La danza precedió a la agricultura. En el Antiguo Egipto, los bailarines profesionales se entrenaban con tal rigor que algunas de sus tumbas los muestran en posición de salto. En Grecia, los ciudadanos libres aprendían danza como hoy se aprende matemáticas. En la China imperial los bailes duraban horas y cada gesto de la manga equivalía a la frase de un poema. En el África al sur del Sahara, el tambor podía marcar el pulso de toda una comunidad.

No hace falta viajar lejos. Cualquiera que haya visto a un niño pequeño girar hasta caer mareado, intuye que la danza es anterior a la enseñanza, a la disciplina; incluso, al pudor. Bailar sirve para recordar que el cuerpo fue la primera herramienta, y nunca ha dejado de serlo.

Los movimientos danzarios denotan cosas que no caben en las palabras; alegrías que la sintaxis aplasta, miedos que el lenguaje civiliza hasta tornarlos secos. Cuando el diccionario se rinde, prevalece la danza.

Es una conversación con lo involuntario.
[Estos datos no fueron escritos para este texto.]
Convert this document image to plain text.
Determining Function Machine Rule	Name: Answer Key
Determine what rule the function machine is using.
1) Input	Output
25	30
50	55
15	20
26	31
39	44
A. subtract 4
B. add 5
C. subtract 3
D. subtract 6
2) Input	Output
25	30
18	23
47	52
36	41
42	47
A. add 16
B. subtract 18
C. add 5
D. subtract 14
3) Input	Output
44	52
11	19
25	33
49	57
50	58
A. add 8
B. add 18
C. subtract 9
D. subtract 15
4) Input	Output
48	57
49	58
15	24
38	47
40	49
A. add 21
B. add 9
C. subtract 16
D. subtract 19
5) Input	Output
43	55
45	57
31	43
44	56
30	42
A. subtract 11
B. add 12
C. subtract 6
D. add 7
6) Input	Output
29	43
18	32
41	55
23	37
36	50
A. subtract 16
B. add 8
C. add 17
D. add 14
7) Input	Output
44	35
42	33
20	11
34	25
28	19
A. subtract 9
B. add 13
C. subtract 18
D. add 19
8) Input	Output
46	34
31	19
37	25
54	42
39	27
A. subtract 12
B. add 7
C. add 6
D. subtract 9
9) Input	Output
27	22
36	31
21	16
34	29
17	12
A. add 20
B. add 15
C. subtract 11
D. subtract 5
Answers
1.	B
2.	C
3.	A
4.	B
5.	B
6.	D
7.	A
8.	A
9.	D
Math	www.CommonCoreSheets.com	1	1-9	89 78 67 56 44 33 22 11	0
Los rituales antiguos la usaban para invocar la lluvia o curar enfermos: se creía que el cuerpo, abandonado al movimiento, se vuelve un canal de fuerzas superiores a él mismo.

Los sanadores del desierto de Kalahari bailan todavía en la noche hasta caer en trance y arrancar las malas energías. No es folklore pintoresco. Es la misma urgencia que mueve a un adolescente a saltar en un concierto de rock, o a una madre a mecer a su hijo.

En cientos de ciudades, los cuerpos vuelven a recordar su propia inteligencia. Así lo hacen los profesionales, los aficionados y hasta quienes por primera vez se atreven a dar sus primeros pasos. No será perfecto, pero es humano.

La danza no exige técnica. Solo reclama presencia. Es cita antropológica, ritual, historia, fisiología y arte. Lo acapara todo, y ese es el lujo que nunca le podrán quitar.